Arrêtés par erreur après une partie de pêche

Arrêtés par erreur après une partie de pêche

Steven Labrie et Karl Blake.

Crédit photo : (Photo: Frédéric Marcoux)

FAITS DIVERS. Karl Blake et Steven Labrie, deux pêcheurs drummondvillois, ont eu une bonne frousse après avoir été arrêtés par erreur par des policiers de la Sûreté du Québec (SQ), le 23 septembre dernier, sur le Chemin du golf.

Après avoir passé un dimanche soir à pêcher à la rivière Saint-François, le duo s’apprêtait à quitter les lieux, lorsque plusieurs policiers sont sortis en trombe du champ d’un champ de maïs pour procéder à son arrestation.

«Au moment d’embarquer chacun dans notre auto, boum! Ça sort de partout. J’ai vu quatre policiers sortir du champ en s’approchant à la course, en tenant leur gun et en me disant “bouge pas, bouge pas, bouge pas (sic)! Les mains à la vue”. Ils m’ont fait sortir comme un vrai criminel avec les menottes. Je leur disais “voyons donc, je suis juste à la pêche. Calmez-vous”», a raconté Karl Blake quelques jours après l’événement.

«Sur mon manteau et sur mon équipement, c’était marqué “maniaque de pêche”. Je disais aux policiers : “Ben voyons, tu ne le vois pas que je suis maniaque de pêche? C’est écrit partout», a-t-il poursuivi en riant.

De son côté, Steven Labrie soutient que les policiers lui ont passé les menottes et qu’il les a gardées pendant une vingtaine de minutes pendant que les policiers procédaient à des vérifications près de la rivière. Ils ont ensuite libéré les deux hommes, sans leur donner trop de détails.

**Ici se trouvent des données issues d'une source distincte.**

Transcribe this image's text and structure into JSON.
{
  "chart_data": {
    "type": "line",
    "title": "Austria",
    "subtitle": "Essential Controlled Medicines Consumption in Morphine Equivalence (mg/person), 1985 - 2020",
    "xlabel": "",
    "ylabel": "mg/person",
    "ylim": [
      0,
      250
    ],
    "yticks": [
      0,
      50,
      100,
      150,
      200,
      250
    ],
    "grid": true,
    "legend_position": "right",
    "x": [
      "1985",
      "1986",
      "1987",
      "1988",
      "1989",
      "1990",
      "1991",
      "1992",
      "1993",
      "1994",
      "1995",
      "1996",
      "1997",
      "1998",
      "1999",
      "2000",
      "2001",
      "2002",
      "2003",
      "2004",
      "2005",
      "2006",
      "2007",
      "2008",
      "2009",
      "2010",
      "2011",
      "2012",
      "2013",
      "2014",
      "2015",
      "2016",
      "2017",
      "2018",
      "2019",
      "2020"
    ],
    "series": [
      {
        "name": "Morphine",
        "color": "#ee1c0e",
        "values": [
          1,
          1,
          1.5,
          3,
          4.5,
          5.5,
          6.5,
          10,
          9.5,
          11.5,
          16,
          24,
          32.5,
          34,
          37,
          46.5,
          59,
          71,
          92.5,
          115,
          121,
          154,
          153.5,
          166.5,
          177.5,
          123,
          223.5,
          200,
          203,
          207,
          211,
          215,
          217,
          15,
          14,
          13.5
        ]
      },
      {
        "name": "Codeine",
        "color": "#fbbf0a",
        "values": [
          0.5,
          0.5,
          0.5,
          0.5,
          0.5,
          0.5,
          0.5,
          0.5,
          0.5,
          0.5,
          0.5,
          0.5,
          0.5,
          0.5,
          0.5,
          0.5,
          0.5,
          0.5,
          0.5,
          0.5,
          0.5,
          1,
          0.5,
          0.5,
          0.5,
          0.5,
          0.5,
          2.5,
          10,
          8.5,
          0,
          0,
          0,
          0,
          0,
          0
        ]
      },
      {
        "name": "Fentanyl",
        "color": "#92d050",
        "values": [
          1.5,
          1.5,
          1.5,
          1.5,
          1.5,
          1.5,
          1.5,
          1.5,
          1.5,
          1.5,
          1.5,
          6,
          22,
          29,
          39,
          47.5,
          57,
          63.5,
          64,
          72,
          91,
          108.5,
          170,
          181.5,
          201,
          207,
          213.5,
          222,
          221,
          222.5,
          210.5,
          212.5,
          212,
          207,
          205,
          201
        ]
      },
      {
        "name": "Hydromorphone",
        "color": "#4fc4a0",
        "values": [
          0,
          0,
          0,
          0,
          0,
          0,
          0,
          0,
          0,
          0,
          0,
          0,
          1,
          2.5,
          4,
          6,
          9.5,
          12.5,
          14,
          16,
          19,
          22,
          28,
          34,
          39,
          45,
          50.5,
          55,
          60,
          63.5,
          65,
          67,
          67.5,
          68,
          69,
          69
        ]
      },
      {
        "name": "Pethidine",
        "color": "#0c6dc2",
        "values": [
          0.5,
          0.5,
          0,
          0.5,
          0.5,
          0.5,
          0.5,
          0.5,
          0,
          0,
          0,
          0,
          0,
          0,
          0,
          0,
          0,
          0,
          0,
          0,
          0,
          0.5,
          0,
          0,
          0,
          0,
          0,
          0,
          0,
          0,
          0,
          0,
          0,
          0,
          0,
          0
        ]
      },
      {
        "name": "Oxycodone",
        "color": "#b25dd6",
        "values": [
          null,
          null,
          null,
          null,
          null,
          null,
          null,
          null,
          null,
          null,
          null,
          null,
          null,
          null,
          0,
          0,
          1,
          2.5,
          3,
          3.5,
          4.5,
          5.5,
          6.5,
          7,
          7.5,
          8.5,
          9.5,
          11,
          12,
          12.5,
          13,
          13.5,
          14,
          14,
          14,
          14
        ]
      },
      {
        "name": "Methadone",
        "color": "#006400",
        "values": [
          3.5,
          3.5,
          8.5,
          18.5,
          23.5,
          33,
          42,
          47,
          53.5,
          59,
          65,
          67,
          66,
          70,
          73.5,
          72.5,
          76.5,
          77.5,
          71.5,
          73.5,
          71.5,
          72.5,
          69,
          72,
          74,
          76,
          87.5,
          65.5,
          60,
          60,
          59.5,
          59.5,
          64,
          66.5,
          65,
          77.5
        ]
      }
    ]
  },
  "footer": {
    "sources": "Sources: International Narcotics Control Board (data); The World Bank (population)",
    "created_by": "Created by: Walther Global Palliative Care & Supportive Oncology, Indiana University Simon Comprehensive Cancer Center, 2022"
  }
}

«Ils nous ont entourés d’un seul coup en nous disant qu’on était sous enquête criminelle (sic). On nous a dit qu’on avait le droit à un avocat. Je me demandais pourquoi j’aurais besoin d’un avocat, je n’avais rien à me reprocher. Après leur avoir donné mes papiers, les policiers n’ont même pas pris la peine de les regarder pour savoir immédiatement qui j’étais», déplore quant à lui Steven Labrie.

Steven Labrie montre les traces des policiers.

«Mon gars a été traumatisé»

Quelques minutes après leur arrestation, les forces de l’ordre ont fait savoir aux deux amis que leurs nombreux allers-retours de la rivière à leur véhicule respectif ont semé un doute dans la tête des policiers. Le duo est d’avis que les autorités devaient suspecter que des producteurs de cannabis voudraient récolter leur produit, avant le gel. Or, Karl Blake et Steven Labrie soutiennent avoir transporté exclusivement du matériel de pêche.

Peu de temps avant de cesser leur activité, Karl, qui était accompagné de son fils âgé de quatre ans, est allé le porter à sa mère qui était venue le chercher, avant de retourner pêcher. Tout de suite après son départ, les policiers ont procédé à l’arrestation du conducteur et de la maman du jeune garçon.

«Mon gars a été traumatisé de voir ça. Il pleurait et disait qu’il ne voulait pas se faire arrêter», signale Karl Blake.

Les deux amis ont déduit que les forces de l’ordre s’étaient trompées d’hommes. Ils auraient bien aimé  que les policiers soient plus respectueux à leur endroit, après avoir réalisé leur erreur. Au contraire, selon Steven Labrie, ils «cherchaient toutes les raisons pour nous donner un ticket» pour justifier leur présence en vérifiant s’ils avaient leur permis de pêche respectif et s’ils respectaient les procédures.

«Il n’y a pas eu d’excuses rien, mentionne Karl Blake. On nous a juste dit que tout était beau et qu’on pouvait partir. Pourquoi avoir eu cette approche avec les fusils et tout, quand ça faisait des heures que nous étions surveillés? On a eu de la misère à comprendre. Ils ont scrapé leur opération pour deux personnes qui n’avaient pas du tout rapport avec ça. »

«C’est vraiment abusif, ajoute Steven Labrie. On aurait aimé avoir plus d’informations et la raison de notre arrestation. Ils étaient sûrs qu’on était allé récolter du cannabis sur l’île juste en face. Ça aurait été un minimum de s’excuser».

Les deux amis ne cesseront pas de pratiquer la pêche récréative pour autant. Quelques jours après l’événement, ils étaient de retour près de la rivière Saint-François en pratiquant leur passion avec le sourire aux lèvres.